Suffering ought not be strange: Thoughts on 1 Peter 4:12-19

Do not be surprised...

That’s the opening for this Biblical discussion on suffering.  It doesn’t say, “Do not be surprised when you suffer punishment for all your wrong doings.”  Though we shouldn’t be surprised at that either, its not the point of this passage.  This passage is speaking to the suffering that Christians experience, not because of their wrong doing, but because they are following Christ.  Do not be surprised when it comes upon you.

Why is it that we so rarely hear this message?  My guess is that we don’t hear it very often because we don’t want to hear it very often, or at all.  We have lost the Biblical idea of what it means to suffer, which means that when suffering comes, we run from it and miss out on the blessings of God.  That’s right, suffering is a part of, and leads to, the blessings of God.  The conclusion of this passage in v. 19 tells us, “Therefore let those who suffer according to God’s will entrust their souls to a faithful Creator while doing good.”  Do not be surprised...suffer well.  These are the two book ends to 1 Peter 4:12-19.

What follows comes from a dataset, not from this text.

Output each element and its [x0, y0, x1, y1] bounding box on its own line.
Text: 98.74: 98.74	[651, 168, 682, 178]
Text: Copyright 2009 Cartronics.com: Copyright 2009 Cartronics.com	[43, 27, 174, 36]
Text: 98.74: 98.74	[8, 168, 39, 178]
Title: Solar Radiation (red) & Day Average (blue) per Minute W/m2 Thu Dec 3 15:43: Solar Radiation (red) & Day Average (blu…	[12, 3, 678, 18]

So what does it mean to suffer well, and why does suffering come with an encouragement?  First of all, I believe the monks got it wrong when they moved out into the desert to live a harsh life of solitary confinement, thinking that would draw them closer to Christ.  In the context of 1 Peter, suffering meant to stand up for your faith, even when authorities wanted to punish you.  That is certainly still evident in parts of our world today, and to a growing extent in our own country.  Yet maybe, in a consumer driven culture, it might also mean something different.

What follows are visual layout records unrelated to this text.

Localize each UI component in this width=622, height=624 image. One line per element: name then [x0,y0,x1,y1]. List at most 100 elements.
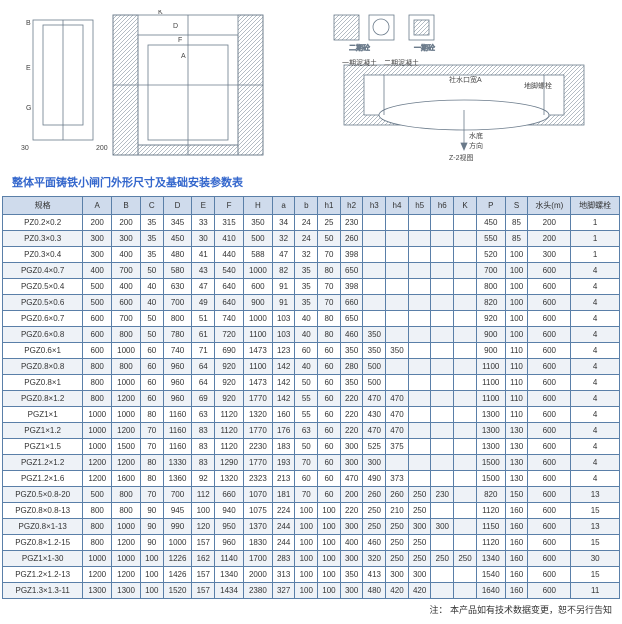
table-cell: 35 [295,263,318,279]
table-cell: 220 [340,503,363,519]
table-cell: 50 [140,327,163,343]
table-cell: 440 [215,247,244,263]
table-cell [454,567,477,583]
table-cell: 55 [295,391,318,407]
table-cell: 200 [528,231,571,247]
table-cell: 500 [243,231,272,247]
table-cell: 176 [272,423,295,439]
table-row: PZ0.2×0.22002003534533315350342425230450… [3,215,620,231]
table-cell: 1000 [243,311,272,327]
table-cell: PGZ0.8×1-13 [3,519,83,535]
table-row: PGZ0.6×160010006074071690147312360603503… [3,343,620,359]
table-cell: 800 [112,359,141,375]
table-cell: 40 [140,295,163,311]
table-cell: 600 [83,311,112,327]
table-cell: 100 [318,519,341,535]
table-cell: 2380 [243,583,272,599]
table-cell: 100 [505,263,528,279]
table-cell: 200 [528,215,571,231]
table-cell: 300 [408,519,431,535]
table-cell: 100 [295,567,318,583]
table-cell: 50 [140,311,163,327]
table-cell: 160 [505,567,528,583]
table-cell: 500 [363,375,386,391]
table-cell: 80 [318,327,341,343]
table-cell: 1200 [112,423,141,439]
table-cell: 250 [408,551,431,567]
table-cell: 1500 [112,439,141,455]
table-cell: 260 [386,487,409,503]
table-cell: 260 [340,231,363,247]
table-cell: 142 [272,359,295,375]
table-cell: 30 [571,551,620,567]
table-cell: 4 [571,263,620,279]
table-cell: 460 [363,535,386,551]
table-cell: 2230 [243,439,272,455]
table-cell [431,343,454,359]
table-cell [408,439,431,455]
table-cell: 315 [215,215,244,231]
table-cell [363,247,386,263]
table-cell [363,215,386,231]
table-cell: 160 [505,583,528,599]
table-row: PGZ0.5×0.4500400406304764060091357039880… [3,279,620,295]
table-cell: PGZ1.2×1.2 [3,455,83,471]
table-cell: 1330 [163,455,192,471]
table-cell [431,439,454,455]
table-cell: 91 [272,295,295,311]
table-cell: 1200 [112,567,141,583]
table-cell: 820 [476,295,505,311]
table-cell: 800 [83,359,112,375]
footnote: 注： 本产品如有技术数据变更，恕不另行告知 [0,599,622,624]
table-cell [454,343,477,359]
table-cell: 40 [295,359,318,375]
table-cell [454,231,477,247]
table-cell: 4 [571,439,620,455]
table-cell [408,423,431,439]
table-cell: 60 [318,439,341,455]
table-cell: 160 [272,407,295,423]
table-cell: 1 [571,247,620,263]
table-cell: 800 [83,375,112,391]
table-row: PGZ0.5×0.6500600407004964090091357066082… [3,295,620,311]
diagram-left-elevation: B E G 200 30 K D F A [15,10,301,165]
table-cell [454,359,477,375]
table-cell: 960 [163,359,192,375]
table-cell: 32 [295,247,318,263]
column-header: h2 [340,197,363,215]
table-cell: 100 [295,583,318,599]
table-cell: 142 [272,391,295,407]
table-cell: 85 [505,215,528,231]
table-cell: 500 [83,295,112,311]
table-cell: 1300 [476,423,505,439]
table-cell: 470 [363,391,386,407]
table-cell: 200 [112,215,141,231]
table-cell [386,311,409,327]
column-header: h3 [363,197,386,215]
table-cell [454,247,477,263]
table-cell: 300 [340,455,363,471]
table-cell: 420 [386,583,409,599]
table-cell: 100 [140,551,163,567]
table-cell: 1000 [112,343,141,359]
table-cell: 47 [192,279,215,295]
table-cell [408,263,431,279]
table-row: PGZ1.2×1.2-13120012001001426157134020003… [3,567,620,583]
table-cell [431,407,454,423]
table-cell: 80 [140,455,163,471]
table-cell: 100 [295,535,318,551]
table-cell: 600 [528,295,571,311]
table-cell [408,343,431,359]
table-cell: 4 [571,391,620,407]
table-cell: 50 [295,439,318,455]
table-cell: 1100 [243,359,272,375]
table-cell: 25 [318,215,341,231]
table-cell: 35 [140,231,163,247]
table-cell: 900 [476,343,505,359]
table-cell: 100 [295,519,318,535]
table-cell [363,279,386,295]
table-cell [408,375,431,391]
table-cell: 1150 [476,519,505,535]
svg-text:200: 200 [96,145,108,152]
table-cell: 4 [571,311,620,327]
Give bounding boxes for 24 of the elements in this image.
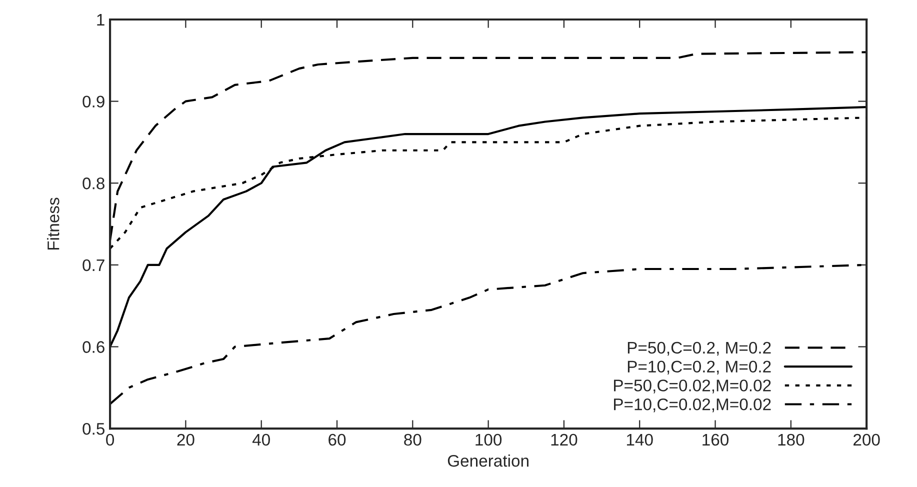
x-tick-label: 200 xyxy=(854,434,880,446)
line-series xyxy=(110,51,867,242)
legend-label: P=50,C=0.02,M=0.02 xyxy=(614,380,771,394)
x-tick-label: 80 xyxy=(404,434,422,446)
y-tick-label: 0.7 xyxy=(82,259,104,272)
legend-label: P=50,C=0.2, M=0.2 xyxy=(628,342,771,356)
x-tick-label: 120 xyxy=(551,434,578,446)
x-tick-label: 40 xyxy=(252,434,270,446)
x-tick-label: 100 xyxy=(476,434,502,446)
x-tick-label: 60 xyxy=(328,434,346,446)
y-tick-label: 0.9 xyxy=(82,96,104,108)
x-tick-label: 0 xyxy=(106,434,114,446)
x-tick-label: 140 xyxy=(626,434,653,446)
y-axis-title: Fitness xyxy=(47,198,60,250)
y-tick-label: 0.6 xyxy=(82,341,104,353)
legend-label: P=10,C=0.02,M=0.02 xyxy=(614,398,771,412)
x-axis-title: Generation xyxy=(448,454,528,467)
legend-label: P=10,C=0.2, M=0.2 xyxy=(628,360,771,374)
x-tick-label: 180 xyxy=(778,434,804,446)
x-tick-label: 160 xyxy=(702,434,729,446)
y-tick-label: 0.8 xyxy=(82,178,104,190)
x-tick-label: 20 xyxy=(177,434,194,446)
y-tick-label: 0.5 xyxy=(82,422,104,435)
y-tick-label: 1 xyxy=(97,14,104,26)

Jesus redeemed us into community...His body the church.  He did so, at least partly, because we grow in Christlikeness when we live in relationship with others, where we are driven to live not merely for ourselves.  With that in mind, maybe we need to consider how we look at the church.  Is it a place that is meant to be our social club, albeit with an uplifting message?  Is it a place for us to find people who look and act just like us, and who won’t stretch us too much?  Is it a place for us to be served?  Or, is it a place (actually not a place, but a God ordained institution serving as the bride of Christ) where the gospel is proclaimed to lost and hurting sinners (like me), and where those messy people (like me) who needed Jesus, and have been saved by him, can grow in Christlikeness together as a community of believers?

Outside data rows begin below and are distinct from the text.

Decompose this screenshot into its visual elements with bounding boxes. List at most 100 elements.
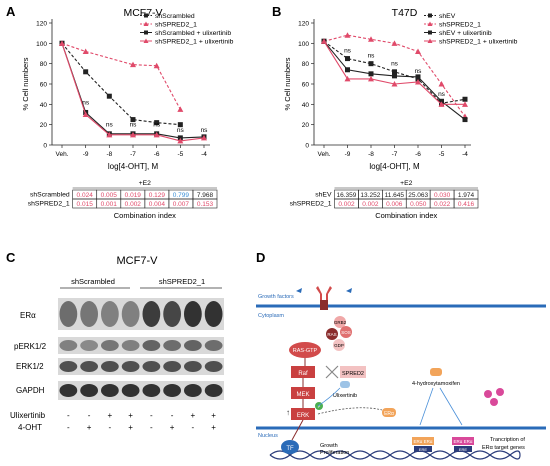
c1-y-tick-label: 60 [302,82,310,89]
c1-ci-footer: Combination index [375,211,437,220]
c1-point-1-5 [438,81,445,87]
c0-ci-value: 0.004 [149,201,166,208]
blot-band-perk [163,340,181,351]
c0-x-tick-label: -7 [130,151,136,158]
inhibition-icon [325,365,339,379]
c0-ci-row-label: shScrambled [30,192,70,199]
erk-node [291,408,315,420]
c0-legend-label-3: shSPRED2_1 + ulixertinib [155,39,234,46]
c1-ci-value: 1.974 [458,192,475,199]
c1-ci-value: 25.063 [408,192,428,199]
tamoxifen-label: 4-hydroxytamoxifen [412,381,460,387]
c1-point-3-3 [391,81,398,87]
blot-band-gapdh [204,384,223,397]
c1-ci-value: 11.645 [385,192,405,199]
receptor-icon [316,286,332,310]
c1-ci-value: 0.030 [434,192,451,199]
treatment-sign: - [171,411,174,420]
blot-band-erk [121,361,140,372]
c1-ci-value: 0.050 [410,201,427,208]
blot-band-erk [204,361,223,372]
c1-point-2-5 [439,98,444,104]
blot-group-2: shSPRED2_1 [159,277,205,286]
ras-node [326,328,338,340]
spred2-node [340,366,366,378]
mek-label: MEK [296,392,309,398]
c0-series-line-0 [61,42,181,126]
blot-band-era [142,301,161,327]
blot-band-gapdh [121,384,140,397]
c0-legend-marker-0 [144,13,148,18]
chart-mcf7v: MCF7-V 0 20 40 60 80 100 120 Veh. -9 -8 -7 -6 -5 -4 % C… [21,7,234,220]
treatment-sign: + [128,423,133,432]
c1-legend-label-2: shEV + ulixertinib [439,30,492,37]
c0-ci-value: 0.019 [125,192,142,199]
c1-ci-header: +E2 [400,180,413,187]
c0-point-0-5 [177,122,183,128]
tamoxifen-lines [419,387,463,426]
c0-point-3-1 [82,111,89,117]
treatment-sign: - [150,411,153,420]
erk-label: ERK [297,413,309,419]
c0-ci-value: 0.001 [101,201,118,208]
gdp-node [333,339,345,351]
c0-point-3-2 [106,131,113,138]
c1-y-tick-label: 120 [298,21,309,28]
c0-legend-marker-3 [143,38,149,43]
c0-x-tick-label: -9 [83,151,89,158]
c1-legend-label-3: shSPRED2_1 + ulixertinib [439,39,518,46]
gdp-label: GDP [334,343,344,348]
c0-point-3-0 [59,40,65,46]
treatment-sign: - [88,411,91,420]
blot-band-perk [101,340,119,351]
c0-x-tick-label: -6 [154,151,160,158]
c0-legend-label-0: shScrambled [155,13,195,20]
c1-ci-value: 0.416 [458,201,475,208]
blot-band-era [59,301,78,327]
tf-label: TF [286,446,294,452]
spred2-label: SPRED2 [342,371,364,377]
blot-band-perk [59,340,78,351]
c1-ci-value: 0.002 [362,201,379,208]
c1-y-tick-label: 0 [305,143,309,150]
ras-gtp-label: RAS-GTP [293,348,318,354]
c1-legend-marker-2 [428,30,432,35]
c1-legend-label-1: shSPRED2_1 [439,22,481,29]
c1-x-tick-label: -6 [415,151,421,158]
ere-label-2: ERE [459,447,468,452]
c1-ci-value: 0.006 [386,201,403,208]
c1-point-1-2 [368,36,374,42]
c1-legend-marker-3 [427,38,433,43]
c0-y-axis-label: % Cell numbers [21,57,30,110]
c1-y-tick-label: 100 [298,41,309,48]
c0-point-3-4 [153,131,160,138]
band-label-era: ERα [20,311,36,320]
growth-label: Growth [320,443,338,449]
c1-ci-value: 13.252 [360,192,380,199]
blot-strip-perk [58,337,224,354]
c1-annotation-ns: ns [344,47,352,54]
label-cytoplasm: Cytoplasm [258,313,284,319]
c0-point-3-5 [177,137,184,144]
c0-point-1-5 [177,106,184,112]
blot-band-perk [204,340,223,351]
c0-x-tick-label: -4 [201,151,207,158]
c1-point-0-3 [392,69,397,75]
c0-annotation-ns: ns [201,127,209,134]
c1-x-tick-label: -7 [392,151,398,158]
c1-legend-label-0: shEV [439,13,456,20]
c1-x-tick-label: -4 [462,151,468,158]
c1-annotation-ns: ns [415,68,423,75]
c1-point-2-3 [392,73,397,79]
c0-ci-value: 0.024 [77,192,94,199]
blot-group-1: shScrambled [71,277,115,286]
era-label: ERα [384,411,394,417]
proliferation-label: Proliferation [320,450,349,456]
c0-ci-value: 0.129 [149,192,166,199]
c1-point-0-1 [345,56,350,62]
label-growth-factors: Growth factors [258,294,294,300]
c1-x-axis-label: log[4-OHT], M [369,162,420,171]
c1-point-2-2 [368,71,374,77]
c0-point-0-1 [83,69,89,75]
c0-point-1-4 [153,62,160,69]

There is an element of suffering in the church.  Do not be surprised by it.  If the message of suffering is missing, something deeper is missing, like the message of a Redeemer who suffered on our behalf, and calls us to follow him.  So, do not be surprised.  Let us entrust our souls to our faithful Creator.  As we do, soon we will find that our faithful Creator not only intends to use us, he intends to bless us.  Then, we just might begin to find that his blessing may not have been what we thought it was.  Maybe his blessing is that he is graciously changing us, and our desires, into his own image.